Polri Dukung Kejagung Tetapkan Sekretaris Deputi BGN Jadi Tersangka
Polri Dukung Kejagung Tetapkan Sekretaris Deputi – Badan Penyelidikan Kriminal (BPN) menyatakan dukungan terhadap tindakan Kejaksaan Agung (Kejagung) yang menetapkan Lalu Muhammad Iwan (LMI) sebagai tersangka dalam kasus dugaan korupsi pengelolaan Mitra Badan Gizi (MBG). Korps Bhayangkara menghormati seluruh proses hukum yang sedang berlangsung.
Komitmen Polri dalam Pemberantasan Korupsi
Kadiv Humas Polri, Irjen Johnny Eddizon Isir, menegaskan bahwa lembaga tersebut berkomitmen sepenuhnya dalam menegakkan hukum terkait tindak pidana korupsi. “Polri mendukung upaya pemberantasan tindak pidana korupsi dan menjunjung tinggi proses hukum yang dilakukan Kejaksaan Agung,” jelas Isir kepada wartawan, Kamis (2/6/2026).
“Polri senantiasa bersikap tegas sesuai ketentuan kedinasan yang berlaku dan berkomitmen tidak ada impunitas bagi setiap personel yang terlibat tindak pidana,” tambah Isir.
Deteksi Tindak Pidana di BGN
Sebelumnya, Kejagung telah menetapkan LMI sebagai tersangka baru dalam skandal korupsi BGN. Ia diduga memanfaatkan wewenangnya saat menjabat pejabat di BGN untuk membentuk perusahaan pengadaan food tray atau ompreng MBG, dengan tujuan memperoleh keuntungan pribadi.

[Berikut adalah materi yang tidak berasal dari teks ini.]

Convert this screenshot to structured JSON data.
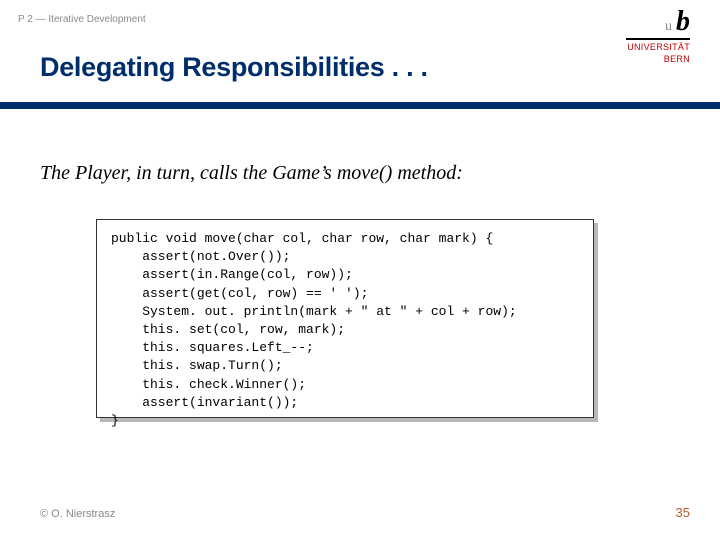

“Kami menetapkan satu tersangka tambahan, yaitu Saudara LMI. Ia menjabat Kepala Biro Hukum dan Humas BGN hingga Maret 2025, dan kini menempati posisi Sekretaris Deputi Bidang Promosi dan Kerjasama pada BGN,” ujar Syarief Sulaeman Nahdi, Direktur Penyidikan Jampidsus Kejagung, di Gedung Bundar Kejagung, Jakarta Selatan, Kamis (2/6/2026).
Praktik Korupsi dan Peran LMI
Syarief menjelaskan bahwa LMI diduga melakukan praktik ilegal pada 2025. Ia meminta saksi YCS dan RD mendirikan perusahaan khusus sebagai sarana menjual food tray kepada calon mitra Satuan Pelayanan Pemenuhan Gizi (SPPG) dengan harga yang ditentukan sendiri.
“Dalam kasus ini, Saudara LMI meminta saksi menyiapkan perusahaan untuk memperoleh keuntungan dari penjualan ompreng dengan harga yang telah ditetapkan sepihak oleh tersangka,” terang Syarief.
Harga ompreng yang ditetapkan oleh LMI diduga menjadi insentif agar calon mitra diberi persetujuan. Namun, Syarief belum memberikan rincian terkait jumlah harga tersebut maupun besaran keuntungan yang diperoleh LMI.
Status Penahanan dan Tindakan Hukum
Saat ini, LMI telah ditahan oleh penyidik Jampidsus Kejagung di Rutan Salemba, cabang Kejaksaan Negeri Jakarta Selatan, untuk menjalani proses penyidikan lebih lanjut. Ia disangkakan melanggar Pasal 12 huruf a, b, dan e Undang-Undang Tipikor serta KUHP, serta Undang-Undang Nomor 1 Tahun 2023.